4. Now, you need to send the new password you created to the recipients so they can use it to decrypt the file. After you have entered the password, it will ask you to type the same password again. This helps to confirm that you know the password. Enter the same password.
5. Since you are just encrypting a file for the first time, as a beginner in the world of PGP encryption, you will have to provide your password. In this case, you are expected to provide the password for your GPG4WIN program (the password you created when creating your new keys).
6. Enter the password correctly, and when you are done, a message should appear on your screen, saying that you were successful.
7. Now, it is time to send the encrypted file, which now has the extension .gpg, to the recipient.
How to decrypt a file using PGP?
Now that you know how to encrypt a file using PGP, the next thing is decrypting an encrypted file. You can do this in many different ways. However, these steps will help you do it seamlessly.
1. Firstly, open Kleopatra PGP. Kleopatra comes with the GPG4WIN package. So, if you have GPG4WIN, you have Kleopatra.

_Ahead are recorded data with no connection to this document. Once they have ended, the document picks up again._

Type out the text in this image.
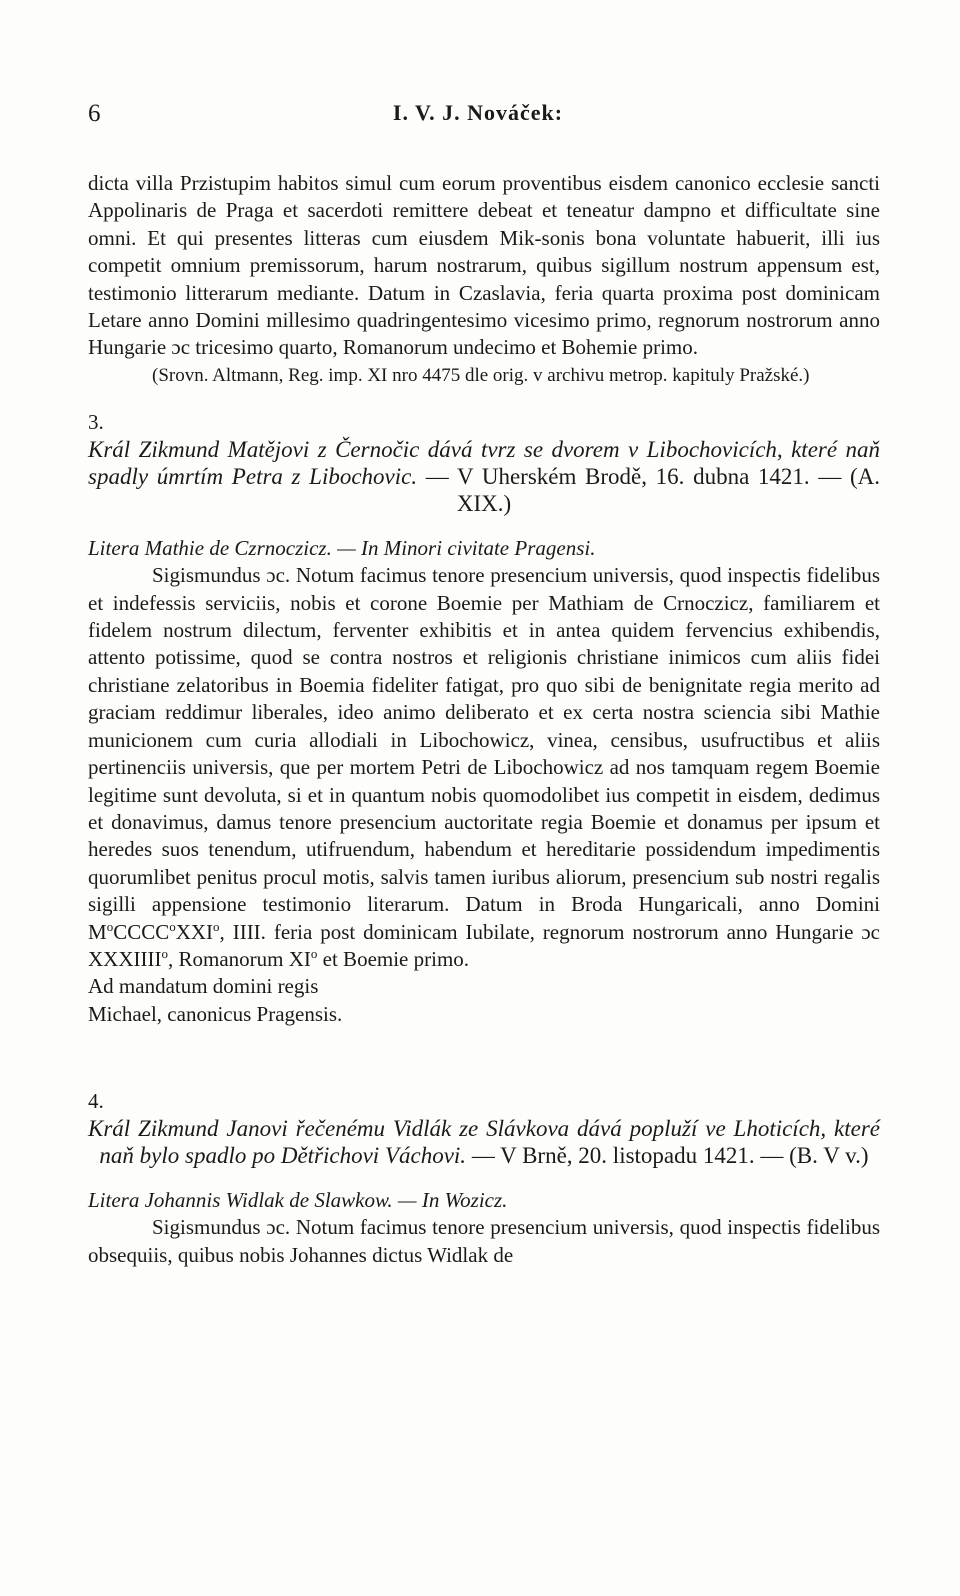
6	I. V. J. Nováček:

dicta villa Przistupim habitos simul cum eorum proventibus eisdem canonico ecclesie sancti Appolinaris de Praga et sacerdoti remittere debeat et teneatur dampno et difficultate sine omni. Et qui presentes litteras cum eiusdem Mik-sonis bona voluntate habuerit, illi ius competit omnium premissorum, harum nostrarum, quibus sigillum nostrum appensum est, testimonio litterarum mediante. Datum in Czaslavia, feria quarta proxima post dominicam Letare anno Domini millesimo quadringentesimo vicesimo primo, regnorum nostrorum anno Hungarie ɔc tricesimo quarto, Romanorum undecimo et Bohemie primo.

(Srovn. Altmann, Reg. imp. XI nro 4475 dle orig. v archivu metrop. kapituly Pražské.)

3.

Král Zikmund Matějovi z Černočic dává tvrz se dvorem v Libochovicích, které naň spadly úmrtím Petra z Libochovic. — V Uherském Brodě, 16. dubna 1421. — (A. XIX.)

Litera Mathie de Czrnoczicz. — In Minori civitate Pragensi.

Sigismundus ɔc. Notum facimus tenore presencium universis, quod inspectis fidelibus et indefessis serviciis, nobis et corone Boemie per Mathiam de Crnoczicz, familiarem et fidelem nostrum dilectum, ferventer exhibitis et in antea quidem fervencius exhibendis, attento potissime, quod se contra nostros et religionis christiane inimicos cum aliis fidei christiane zelatoribus in Boemia fideliter fatigat, pro quo sibi de benignitate regia merito ad graciam reddimur liberales, ideo animo deliberato et ex certa nostra sciencia sibi Mathie municionem cum curia allodiali in Libochowicz, vinea, censibus, usufructibus et aliis pertinenciis universis, que per mortem Petri de Libochowicz ad nos tamquam regem Boemie legitime sunt devoluta, si et in quantum nobis quomodolibet ius competit in eisdem, dedimus et donavimus, damus tenore presencium auctoritate regia Boemie et donamus per ipsum et heredes suos tenendum, utifruendum, habendum et hereditarie possidendum impedimentis quorumlibet penitus procul motis, salvis tamen iuribus aliorum, presencium sub nostri regalis sigilli appensione testimonio literarum. Datum in Broda Hungaricali, anno Domini $M^oCCCC^oXXI^o$, IIII. feria post dominicam Iubilate, regnorum nostrorum anno Hungarie ɔc XXXIIII$^o$, Romanorum $XI^o$ et Boemie primo.

Ad mandatum domini regis
Michael, canonicus Pragensis.

4.

Král Zikmund Janovi řečenému Vidlák ze Slávkova dává popluží ve Lhoticích, které naň bylo spadlo po Dětřichovi Váchovi. — V Brně, 20. listopadu 1421. — (B. V v.)

Litera Johannis Widlak de Slawkow. — In Wozicz.

Sigismundus ɔc. Notum facimus tenore presencium universis, quod inspectis fidelibus obsequiis, quibus nobis Johannes dictus Widlak de
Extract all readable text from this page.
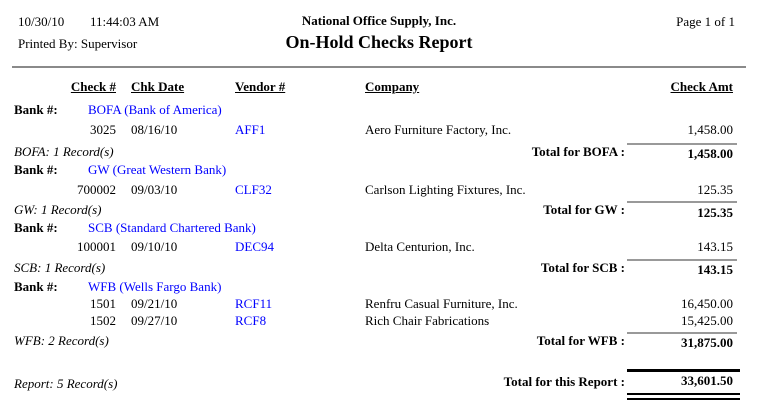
10/30/10 11:44:03 AM
Printed By: Supervisor
National Office Supply, Inc.
On-Hold Checks Report
Page 1 of 1
Check # Chk Date	Vendor #	Company	Check Amt
Bank #: BOFA (Bank of America)
3025 08/16/10	AFF1	Aero Furniture Factory, Inc.	1,458.00
BOFA: 1 Record(s)	Total for BOFA :	1,458.00
Bank #: GW (Great Western Bank)
700002 09/03/10	CLF32	Carlson Lighting Fixtures, Inc.	125.35
GW: 1 Record(s)	Total for GW :	125.35
Bank #: SCB (Standard Chartered Bank)
100001 09/10/10	DEC94	Delta Centurion, Inc.	143.15
SCB: 1 Record(s)	Total for SCB :	143.15
Bank #: WFB (Wells Fargo Bank)
1501 09/21/10	RCF11	Renfru Casual Furniture, Inc.	16,450.00
1502 09/27/10	RCF8	Rich Chair Fabrications	15,425.00
WFB: 2 Record(s)	Total for WFB :	31,875.00
Report: 5 Record(s)	Total for this Report :	33,601.50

It has an icon of a girl in a red-hood.
2. Access the top bar and click on Decrypt and Verify.
3. A window will pop up, prompting you to choose the encrypted file. Click the file, and hit open.
4. Now, you will need to enter the passphrase for your secret key (this is the initial passphrase you created).
5. When you finish, a decryption message will appear on your screen, telling you that you were successful. Now, hit the “Save all” button. That’s it! The file will be decrypted in that same folder where the encrypted version was stored.
Now, you know almost everything about how to use PGP, but there is something else you should know. When using PGP, you need to be conscious of expiry dates. It would help if you understood the benefits of expiry dates.
Familiarize yourself with Keyservers, as this will help you understand expiry dates better. It will also boost your overall knowledge of PGP.
Should you use Gpg4win, Thunderbird and Enigmail together?
You can send emails securely in many different ways. Some are paid, and others are free. But the combination of Gpg4win, Enigmail, and Thunderbird is exceptional for the following reasons:
- Gpg4win, Thunderbird, and Enigmail are open source components with a strong community supporting them. The community is passionate about ensuring that its users have secure communication options.
- You can download all these components for free. It’s incredible that even people who do not have much money can enjoy these security features. This is great news for whistleblowers and activists from all over the world.
Many tech giants have options for secure messaging and some great security features in their software packages. Most times, these companies implement such offerings without recording any negative results. Nonetheless, some big names are notorious as far as privacy is concerned. That’s why many people prefer to go for open source options with code that they can inspect instead of choosing the big names.
As a result of that, the combination of Gpg4win, Enigmail and Thunderbird has gained a lot of popularity in the privacy community. However, you might face a bigger challenge configuring this setup than you would with some of its alternatives. But average internet users should be able to handle it.
The combination of Gpg4win, Enigmail, and Thunderbird offers you a lot when it comes to security and customization. Bearing this in mind, you would not mind going through the extra hassle involved during configuration. Together, these three components make a fantastic package for keeping your communications secure.
PGP encryption offers a safe way to send emails and sensitive files to a receiver. If you have ever encountered issues due to a weak email security system, you should use PGP for privacy. We have provided you with details to help you use this encryption system effectively. With our screenshots, understanding these steps is even easier, and your email security will become better.